III.-Le II s'applique également au titulaire de diplômes, titres ou certificats permettant l'exercice de l'activité de courtier en vins et spiritueux acquis dans un pays tiers et admis en équivalence par un Etat membre de la Communauté européenne ou par un Etat partie à l'accord sur l'Espace économique européen et qui a en outre exercé l'activité pendant trois ans au moins dans l'Etat qui a admis l'équivalence.

IV.-La liste des pièces à produire à l'appui de la demande de carte est fixée par un arrêté du ministre chargé du commerce.

Le président de la chambre de commerce et d'industrie de région délivre la carte professionnelle à l'intéressé dans un délai de deux mois à compter de la réception de la demande complète.

Les attestations requises pour l'exercice de l'activité de courtier en vins et spiritueux dans un Etat membre de la Communauté européenne autre que la France ou dans un autre Etat partie à l'accord sur l'Espace économique européen sont délivrées par le président de la chambre de commerce et d'industrie de région aux personnes ayant exercé cette activité en France.

I.-Si le courtier en vins cesse de remplir les conditions fixées à l'article 2 de la loi du 31 décembre 1949 susvisée, le président de la chambre de commerce et d'industrie de région demande, dès qu'il en est informé, à l'intéressé, par lettre recommandée avec demande d'avis de réception, de présenter ses observations dans un délai d'un mois.

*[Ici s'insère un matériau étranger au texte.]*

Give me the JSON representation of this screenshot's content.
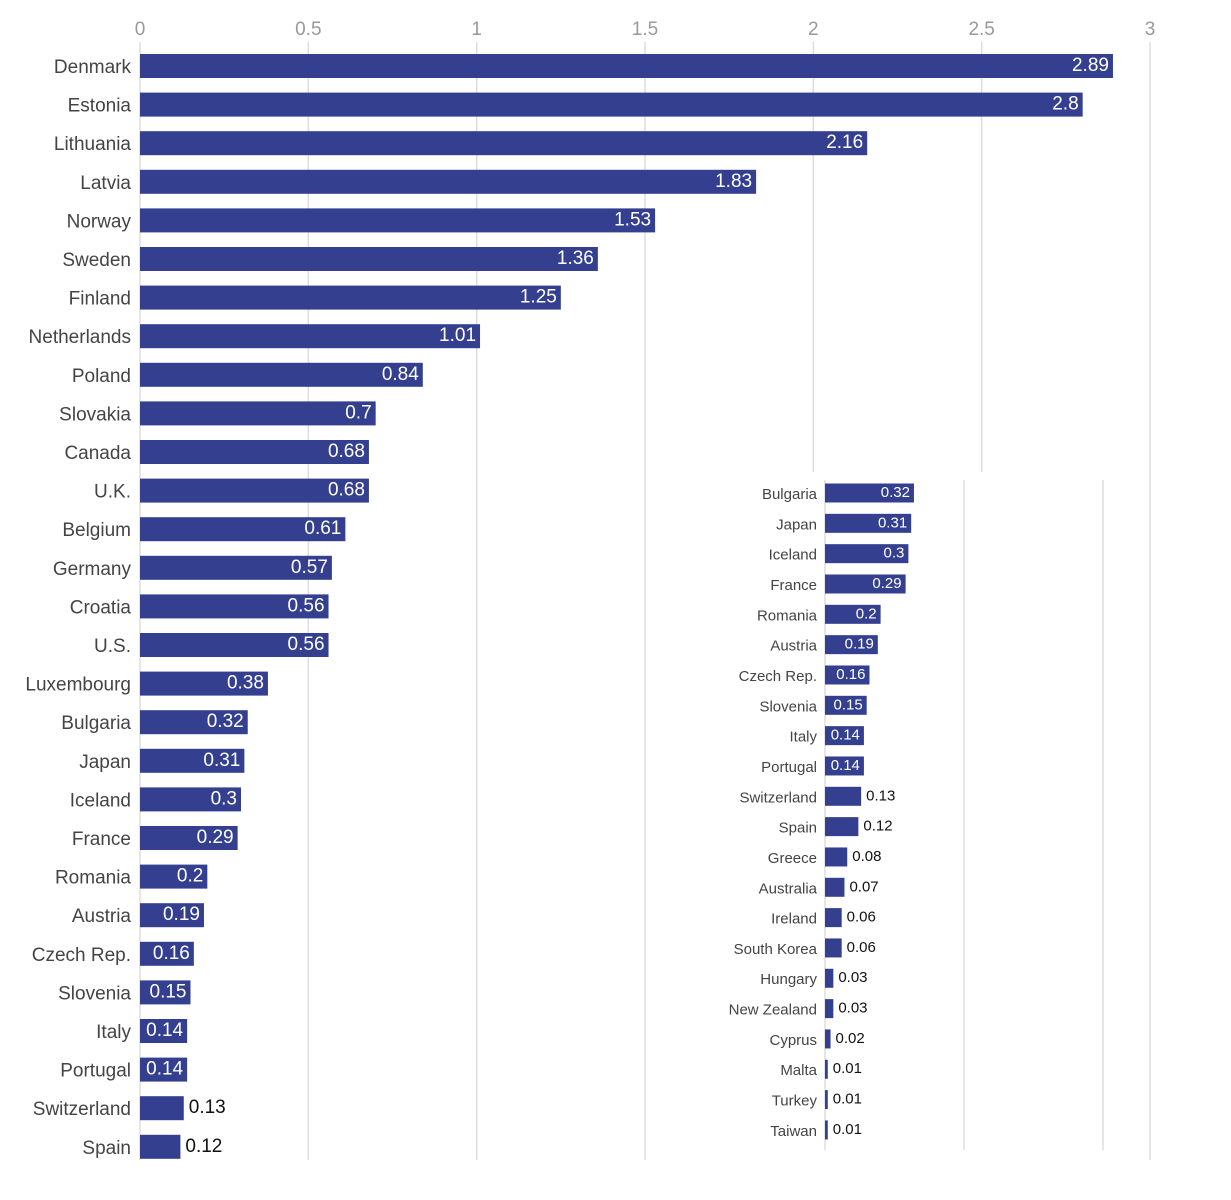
{
  "chart_data": [
    {
      "type": "hbar",
      "color": "#34408f",
      "categories": [
        "Denmark",
        "Estonia",
        "Lithuania",
        "Latvia",
        "Norway",
        "Sweden",
        "Finland",
        "Netherlands",
        "Poland",
        "Slovakia",
        "Canada",
        "U.K.",
        "Belgium",
        "Germany",
        "Croatia",
        "U.S.",
        "Luxembourg",
        "Bulgaria",
        "Japan",
        "Iceland",
        "France",
        "Romania",
        "Austria",
        "Czech Rep.",
        "Slovenia",
        "Italy",
        "Portugal",
        "Switzerland",
        "Spain"
      ],
      "values": [
        2.89,
        2.8,
        2.16,
        1.83,
        1.53,
        1.36,
        1.25,
        1.01,
        0.84,
        0.7,
        0.68,
        0.68,
        0.61,
        0.57,
        0.56,
        0.56,
        0.38,
        0.32,
        0.31,
        0.3,
        0.29,
        0.2,
        0.19,
        0.16,
        0.15,
        0.14,
        0.14,
        0.13,
        0.12
      ],
      "xlim": [
        0,
        3
      ],
      "xticks": [
        0,
        0.5,
        1,
        1.5,
        2,
        2.5,
        3
      ],
      "grid": true
    },
    {
      "type": "hbar",
      "color": "#34408f",
      "categories": [
        "Bulgaria",
        "Japan",
        "Iceland",
        "France",
        "Romania",
        "Austria",
        "Czech Rep.",
        "Slovenia",
        "Italy",
        "Portugal",
        "Switzerland",
        "Spain",
        "Greece",
        "Australia",
        "Ireland",
        "South Korea",
        "Hungary",
        "New Zealand",
        "Cyprus",
        "Malta",
        "Turkey",
        "Taiwan"
      ],
      "values": [
        0.32,
        0.31,
        0.3,
        0.29,
        0.2,
        0.19,
        0.16,
        0.15,
        0.14,
        0.14,
        0.13,
        0.12,
        0.08,
        0.07,
        0.06,
        0.06,
        0.03,
        0.03,
        0.02,
        0.01,
        0.01,
        0.01
      ],
      "xlim": [
        0,
        1
      ],
      "xgrid": [
        0,
        0.5,
        1
      ],
      "grid": true
    }
  ]
}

Passé ce délai, à défaut de réponse de l'intéressé ou si celui-ci n'est pas en mesure d'apporter la preuve qu'il remplit toujours ces conditions, le président de la chambre de commerce et d'industrie de région :

1° Prononce le retrait de la carte, le notifie à l'intéressé et lui en demande la restitution ;

2° Radie l'intéressé de la liste mentionnée à l'article 4.

II.-En cas de condamnation aux sanctions mentionnées à l'article 4 de la loi du 31 décembre 1949 susvisée, le président de la chambre de commerce et d'industrie de région, après avoir mis l'intéressé, par lettre recommandée avec demande d'avis de réception, à même de présenter ses observations dans un délai d'un mois, peut prononcer le retrait d'office de la carte.

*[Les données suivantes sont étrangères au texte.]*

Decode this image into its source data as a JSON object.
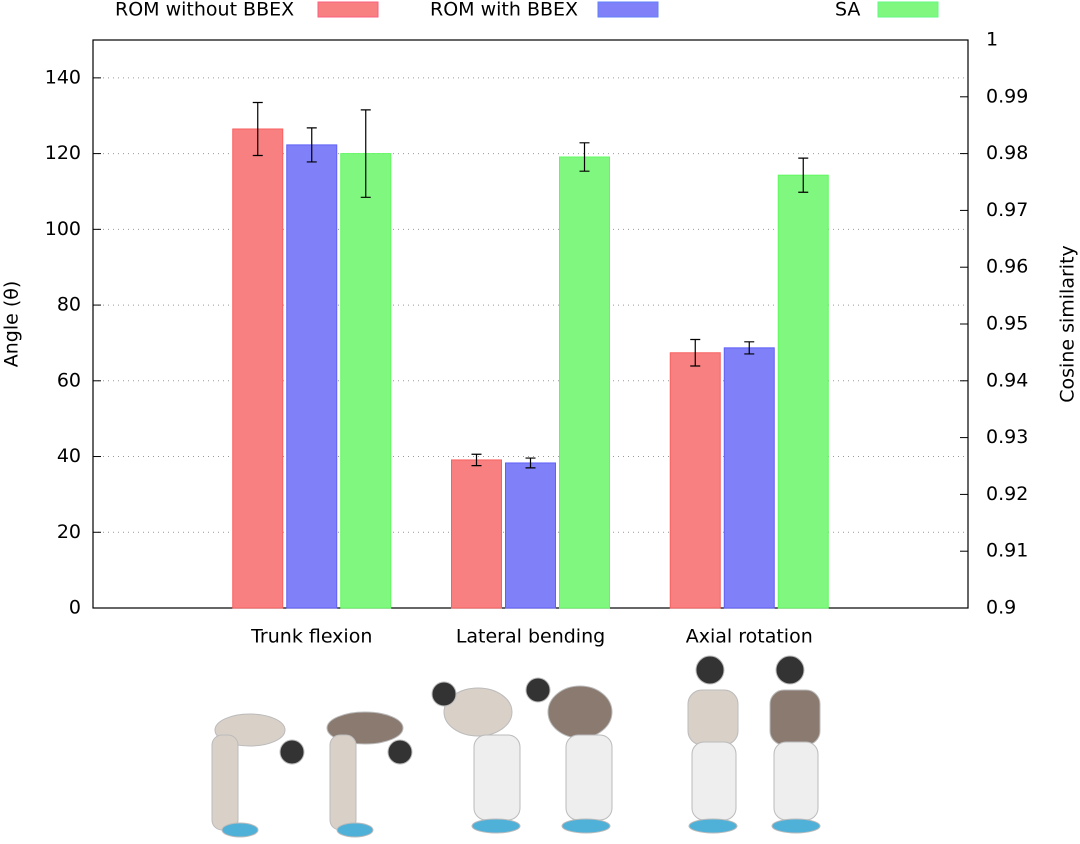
{
  "chart_data": {
    "type": "bar",
    "categories": [
      "Trunk flexion",
      "Lateral bending",
      "Axial rotation"
    ],
    "ylabel": "Angle (θ)",
    "y2label": "Cosine similarity",
    "ylim": [
      0,
      150
    ],
    "yticks": [
      0,
      20,
      40,
      60,
      80,
      100,
      120,
      140
    ],
    "y2lim": [
      0.9,
      1.0
    ],
    "y2ticks": [
      0.9,
      0.91,
      0.92,
      0.93,
      0.94,
      0.95,
      0.96,
      0.97,
      0.98,
      0.99,
      1
    ],
    "grid": true,
    "legend": "top",
    "series": [
      {
        "name": "ROM without BBEX",
        "color": "#f88080",
        "values": [
          126.5,
          39.1,
          67.4
        ],
        "errors": [
          7,
          1.5,
          3.5
        ]
      },
      {
        "name": "ROM with BBEX",
        "color": "#8080f8",
        "values": [
          122.3,
          38.3,
          68.7
        ],
        "errors": [
          4.5,
          1.3,
          1.6
        ]
      },
      {
        "name": "SA",
        "color": "#80f880",
        "axis": "y2",
        "values": [
          0.98,
          0.9794,
          0.9762
        ],
        "errors": [
          0.0077,
          0.0025,
          0.003
        ]
      }
    ]
  }
}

Il le notifie à l'intéressé, lui demande la restitution de la carte et radie l'intéressé de la liste mentionnée à l'article 4.

Une liste des courtiers en vins et spiritueux autorisés est établie, tenue à jour et mise à disposition du public par le réseau des chambres de commerce et d'industrie selon des modalités fixées par arrêté du ministre chargé du commerce.

Article 7

Le ministre de l'industrie et du commerce, le ministre des finances et des affaires économiques, le ministre du budget et le ministre de l'agriculture sont chargés, chacun en ce qui le concerne, de l'exécution du présent décret, qui sera publié au Journal officiel de la République française.

Par le président du conseil des ministre :

HENRI QUEUILLE.

Le ministre de l'industrie et du commerce, JEAN-MARIE LOUVEL.

Le ministre des finances et des affaires économiques, MAURICE-PETSCHE.

Le ministre du budget, EDGAR FAURE.

Le ministre de l'agriculture, PIERRE PFLIMIN.